Una pregunta inevitable al escuchar lo durísimas y peligrosas que son las rutas migratorias es el porqué tantas personas se embarcan en tal viaje. Sobre la causa de su marcha, Aissatou responde rotunda: “Mataron a mi padre y a mi madre en unas manifestaciones contra el Gobierno, me marché de Guinea porque me quedé sola”. Precisamente Guinea-Conakry es uno de los países africanos de los que más personas han salido en los últimos años con destino a Europa. El reciente golpe de Estado muestra la inestabilidad y represión en una nación donde un 60% de la población vive por debajo del umbral de pobreza.
Binta, Aissatou y Shaik, el sastre, se aventuraron en la denominada Ruta Alborán, un camino que abarca desde la zona de Alhucemas hasta Nador y que pretende llegar a España cruzando la valla de Melilla o atravesando el Mar Alborán hasta llegar a las costas de Málaga o Almería. Esta ruta ha sido la más activa en los últimos cinco años, según la veterana ONG Caminando Fronteras, pero la tendencia está cambiando. El aumento de las fuerzas de seguridad en las fronteras marroquíes-españolas en el último año, agravado desde el último episodio de tensión entre ambos países el pasado mayo, hace que los migrantes vean esta zona casi inaccesible.

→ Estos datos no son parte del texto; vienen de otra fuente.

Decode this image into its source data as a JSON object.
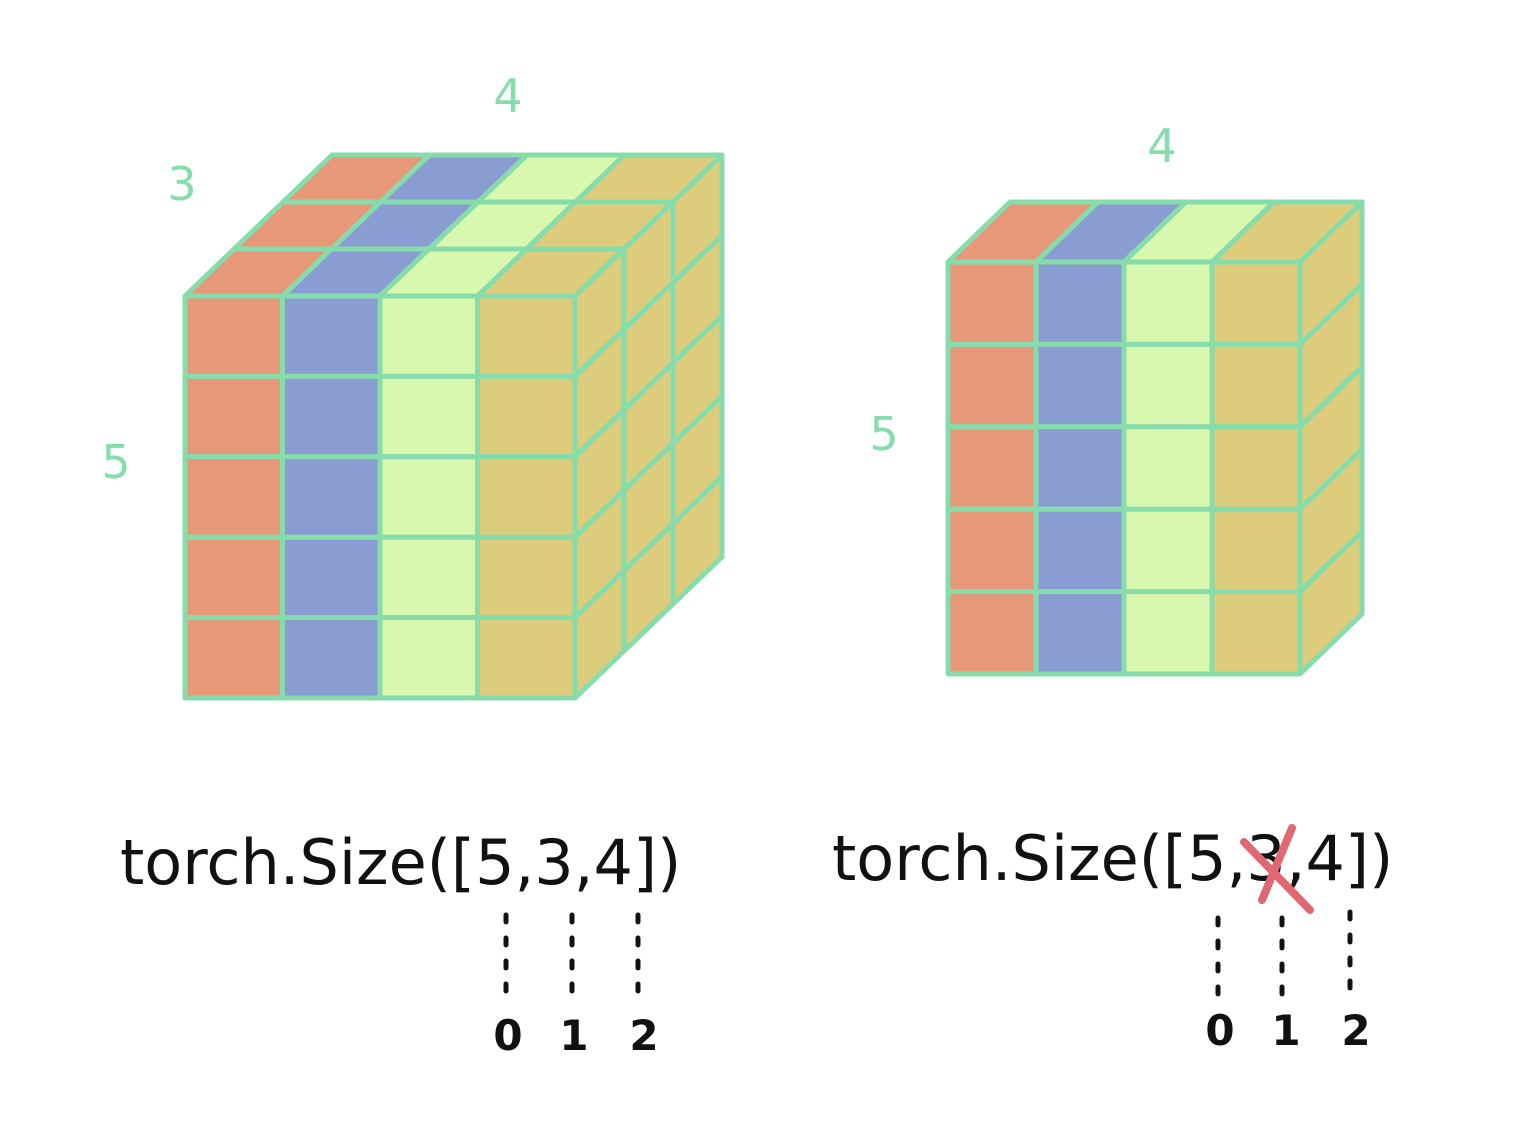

¿Cuál está siendo la consecuencia? La ruta canaria está volviendo a ser la protagonista, algo que no pasaba desde la crisis de los cayucos allá por 2006. Desde 2020 es la más mortífera y de hecho, fue el año en el que más migrantes murieron. “Las personas asumen su peligrosidad ante la militarización de las vías mediterráneas” afirman desde Caminando Fronteras.
Sumando todas las víctimas de las diferentes rutas hacia España, la Organización Internacional de Migraciones (OIM) acaba de publicar que este 2021 ya se ha convertido en el año más mortífero desde 2014 para los migrantes. Ya que los números no hacen más que crecer, los espacios para la esperanza, como un simple taller de costura, se habrían de multiplicar.